Appearing on the Sky Sports F1 podcast after the Australian Grand Prix, Ted Kravitz explained the thinking behind Sainz’s position and said it was perhaps understandable why the Ferrari driver was so upset.
“Maybe Sainz’s thoughts about this was that it never happened,” he said.
“You’re putting the Astons back in, like what happened with Sainz never happened. Yet you’re penalising Sainz for the thing that happened, but didn’t happen, because the Astons are still there. And there’s no foul. So, if there’s no harm, Sainz is thinking there’s no harm to Fernando, then there’s no foul on me.
“He was in tears. If you listen to the team radio at the end of the race, he was crying on the radio after the race.”
Ted Kravitz: Carlos Sainz’s thinking was that there was inconsistency
The discussion turned to whether the penalty could be seen as fair given that, with the race concluding behind the Safety Car, Sainz had no opportunity to try opening a gap to the cars behind and try to salvage something from his race – a race that had seen him as one of two drivers to pit under the early Safety Car before the first red flag.

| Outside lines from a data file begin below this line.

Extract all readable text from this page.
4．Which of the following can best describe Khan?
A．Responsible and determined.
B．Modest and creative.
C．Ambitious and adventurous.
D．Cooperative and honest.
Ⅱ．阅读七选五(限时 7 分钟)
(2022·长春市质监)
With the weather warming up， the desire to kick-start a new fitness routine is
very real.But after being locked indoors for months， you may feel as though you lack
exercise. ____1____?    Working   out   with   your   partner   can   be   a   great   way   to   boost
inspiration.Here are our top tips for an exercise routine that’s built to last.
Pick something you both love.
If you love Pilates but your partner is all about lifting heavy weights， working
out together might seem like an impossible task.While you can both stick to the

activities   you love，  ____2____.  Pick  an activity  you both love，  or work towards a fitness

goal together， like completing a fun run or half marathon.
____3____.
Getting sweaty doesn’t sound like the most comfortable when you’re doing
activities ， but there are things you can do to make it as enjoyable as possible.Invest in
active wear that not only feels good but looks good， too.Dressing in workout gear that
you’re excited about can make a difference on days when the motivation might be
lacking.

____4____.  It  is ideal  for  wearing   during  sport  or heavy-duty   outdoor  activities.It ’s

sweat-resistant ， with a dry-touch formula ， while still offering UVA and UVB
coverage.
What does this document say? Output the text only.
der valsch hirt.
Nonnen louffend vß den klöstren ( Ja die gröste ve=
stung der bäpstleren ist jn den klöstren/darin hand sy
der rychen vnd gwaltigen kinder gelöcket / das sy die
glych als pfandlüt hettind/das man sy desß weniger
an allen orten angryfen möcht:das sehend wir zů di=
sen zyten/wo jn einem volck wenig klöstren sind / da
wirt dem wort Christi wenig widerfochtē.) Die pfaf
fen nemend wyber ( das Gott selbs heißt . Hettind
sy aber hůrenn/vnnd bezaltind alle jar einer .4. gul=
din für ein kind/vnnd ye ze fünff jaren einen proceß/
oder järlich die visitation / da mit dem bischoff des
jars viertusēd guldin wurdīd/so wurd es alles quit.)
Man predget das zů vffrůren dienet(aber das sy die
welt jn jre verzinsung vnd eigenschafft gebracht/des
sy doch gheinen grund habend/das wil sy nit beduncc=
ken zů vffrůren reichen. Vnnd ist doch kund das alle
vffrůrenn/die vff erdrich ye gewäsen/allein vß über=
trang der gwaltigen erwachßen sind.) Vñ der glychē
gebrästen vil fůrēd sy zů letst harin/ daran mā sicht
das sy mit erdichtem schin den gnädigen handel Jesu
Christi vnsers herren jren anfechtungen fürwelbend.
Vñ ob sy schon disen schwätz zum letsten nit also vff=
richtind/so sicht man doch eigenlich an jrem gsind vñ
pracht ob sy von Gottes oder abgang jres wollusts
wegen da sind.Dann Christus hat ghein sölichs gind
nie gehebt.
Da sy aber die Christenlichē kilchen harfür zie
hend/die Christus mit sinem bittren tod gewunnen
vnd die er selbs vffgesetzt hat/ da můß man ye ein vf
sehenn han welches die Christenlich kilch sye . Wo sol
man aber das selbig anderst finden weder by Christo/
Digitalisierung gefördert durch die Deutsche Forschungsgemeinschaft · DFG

There was also the fact that the Ocon/Gasly clash went without punishment, as well as the Sargeant/De Vries collision going entirely without an investigation by the stewards.
“They can’t take into account the effect of the penalty – otherwise, that would confuse everything,” Kravitz said.
“I think Sainz’s point was that it was on ‘Lap 1’ where there’s always a little bit more leniency. ‘If you penalise me for that, then you have to penalise Lance Stroll for taking out my teammate, even though it wasn’t really Lance’s fault, but he’s saying it wasn’t really my fault.
“‘And you have to penalise Pierre Gasly for taking out Esteban Ocon, which wasn’t really either of their fault because it was a racing incident, because Gasly came on and didn’t see Ocon.’ That is Sainz’s point – that there was a fundamental inconsistency. I think he put it quite strongly, but he was emotional – you can understand why.
“Crucially, they didn’t listen to what he had to say. He wanted to be able to go to the stewards, explain what was going on, to hear from Fernando.
“It would have depended if Sainz was still in it and if it was a happy Fernando because, if it was a happy Fernando still on the podium and Carlos P4, I think Fernando said ‘Well, I see your point’ and maybe there’s no harm there.
“If they had decided to do the [Nico] Hulkenberg favouring podium restarting order, you would have still had the angry Fernando, who would have sunk Sainz and said ‘absolutely, he deserves a penalty, give him the penalty’. So that was why he was so upset.”